Mint video addresses current coin ‘shortages’
- Published: Jul 2, 2021, 10 AM
The United States Mint released an online video July 1 featuring Mint Director David J. Ryder addressing ongoing coin shortages throughout the country and ways to get sufficient coinage into general circulation where needed.
The public service announcement video can be viewed in its entirety on the Mint’s YouTube channel here.
“This is not a coinage supply problem. It’s a circulation problem,” Ryder says on the video. “We can’t manufacture our way out of this problem. It’s a problem of availability.”
Ryder said while it has been customary for 20% of coins in circulation to be new output from the U.S. Mint, the Mint is currently supplying circulation with 30% of the coins out there.

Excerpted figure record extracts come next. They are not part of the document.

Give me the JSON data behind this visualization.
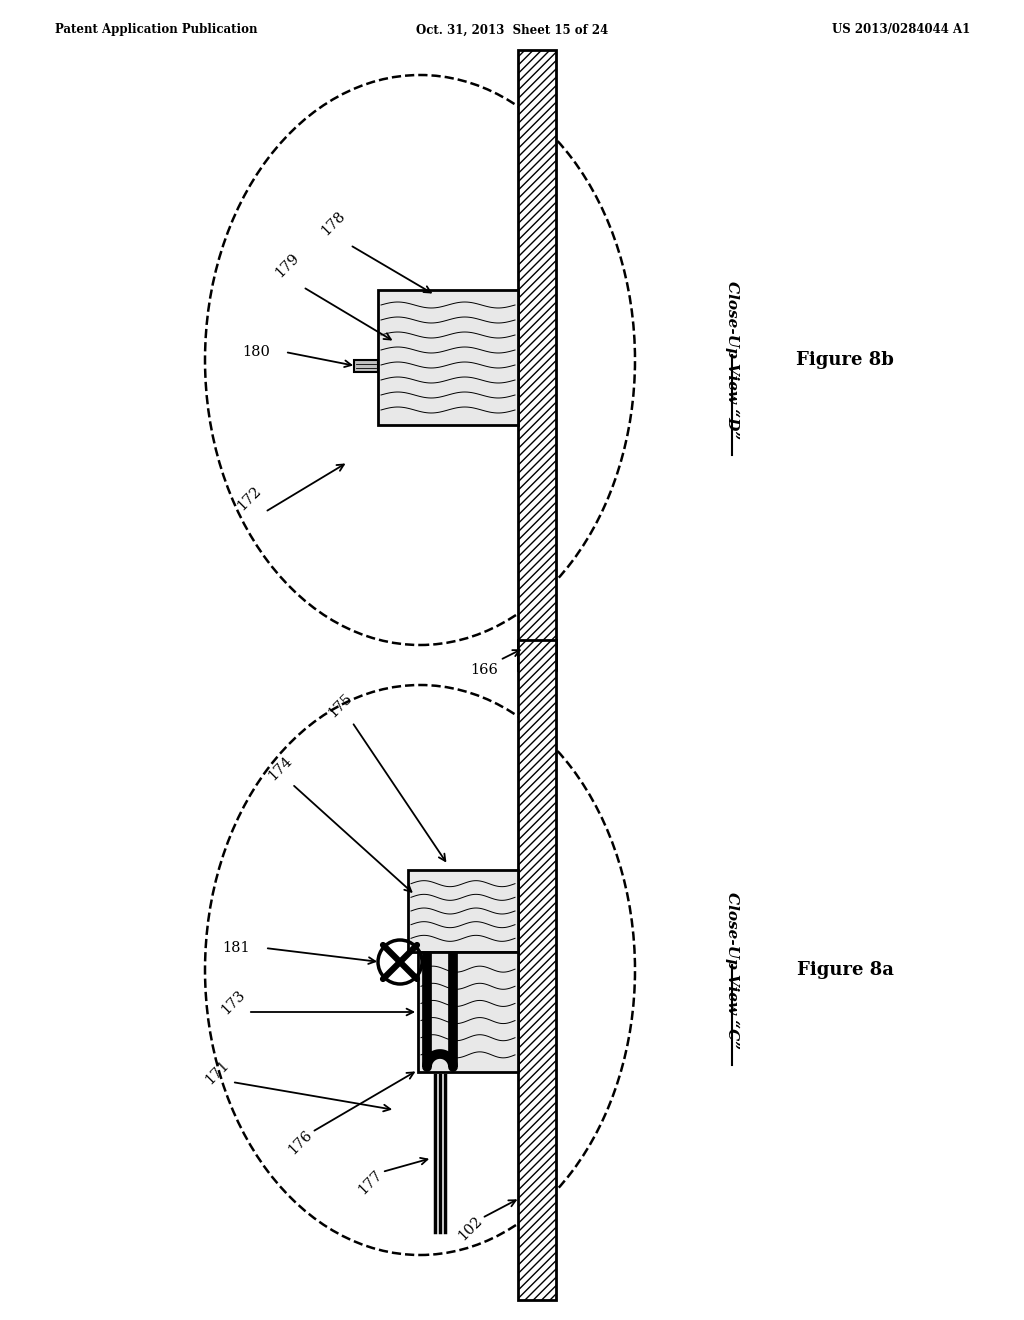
{
  "header_left": "Patent Application Publication",
  "header_center": "Oct. 31, 2013  Sheet 15 of 24",
  "header_right": "US 2013/0284044 A1",
  "fig_b_label": "Figure 8b",
  "fig_a_label": "Figure 8a",
  "view_b": "Close-Up View “D”",
  "view_a": "Close-Up View “C”",
  "bg_color": "#ffffff"
}
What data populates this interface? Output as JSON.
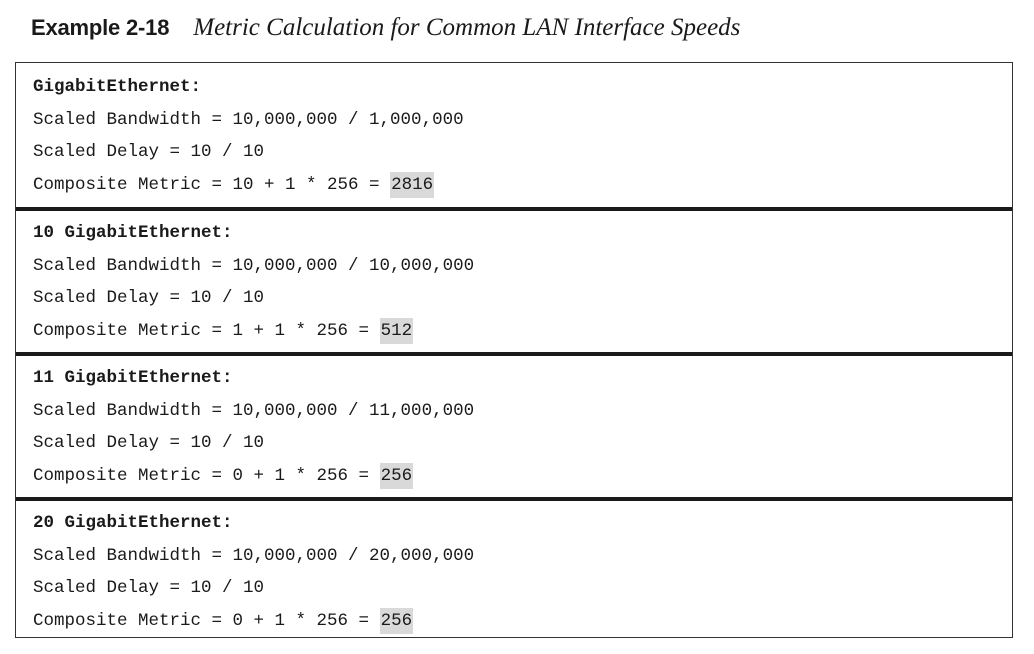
{
  "caption": {
    "label": "Example 2-18",
    "title": "Metric Calculation for Common LAN Interface Speeds"
  },
  "blocks": [
    {
      "header": "GigabitEthernet:",
      "bandwidth": "Scaled Bandwidth = 10,000,000 / 1,000,000",
      "delay": "Scaled Delay = 10 / 10",
      "metric_prefix": "Composite Metric = 10 + 1 * 256 = ",
      "metric_value": "2816"
    },
    {
      "header": "10 GigabitEthernet:",
      "bandwidth": "Scaled Bandwidth = 10,000,000 / 10,000,000",
      "delay": "Scaled Delay = 10 / 10",
      "metric_prefix": "Composite Metric = 1 + 1 * 256 = ",
      "metric_value": "512"
    },
    {
      "header": "11 GigabitEthernet:",
      "bandwidth": "Scaled Bandwidth = 10,000,000 / 11,000,000",
      "delay": "Scaled Delay = 10 / 10",
      "metric_prefix": "Composite Metric = 0 + 1 * 256 = ",
      "metric_value": "256"
    },
    {
      "header": "20 GigabitEthernet:",
      "bandwidth": "Scaled Bandwidth = 10,000,000 / 20,000,000",
      "delay": "Scaled Delay = 10 / 10",
      "metric_prefix": "Composite Metric = 0 + 1 * 256 = ",
      "metric_value": "256"
    }
  ]
}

Ryder notes that between January 2020 and June 30, 2021, the Denver and Philadelphia Mints combined have produced 21 billion coins for circulation release.
Ryder is encouraging the nation’s population to use exact change where possible and check with their local banks about redeeming excess coins they may have that they could turn in for use elsewhere.
Ryder explains that more people are using electronic means for product and service transactions.
So far in calendar year 2021, the U.S. Mint has recorded combined circulating coinage production of more than 6 billion coins.
The totals include 2,941,200,000 Lincoln cents; 739.98 million Jefferson 5-cent coins; 1,367,000,000 Roosevelt dimes: and 947.6 million quarter dollars (combined, of the separate Tuskegee National Historic Site and Gen. Washington Crossing the Delaware quarter designs).
The totals also include 12.8 million circulation quality Kennedy half dollars and 2.52 million Native American dollars, both denominations of which are struck for numismatic sales only and are not intended for circulation release.
(However, a Washington state collector reported to Coin World recently that he had obtained a $500 face value box of rolled circulation-quality 2021-D Kennedy half dollars from his local bank. Coin World has received no answer explaining how the coins entered circulation.)
The nation’s largest coin recycler, Coinstar, based in Bellevue, Washington, reports, “As the economy has begun to reopen, the demand for coin has increased.
“While Mint production is up, it is not currently satisfying demand, which led to the Federal Reserve’s decision to start allocating various denominations to depository institutions starting in May.
“The Mint has produced over $40 billion in coins since 1960, and therefore, there is sufficient coin in circulation.
“However, Coinstar estimates approximately $18 billion coins are idle, likely in people’s homes.
“Until consumers’ normal coin recycling habits return, we may experience these coin circulation issues going forward, similar to last year, which will negatively impact consumers that primarily use cash at the point of sale.”
Coinstar has more than 4,000 machines positioned in retail establishments nationwide to recycle change for an 11.9 percent fee per $1 in change recycled.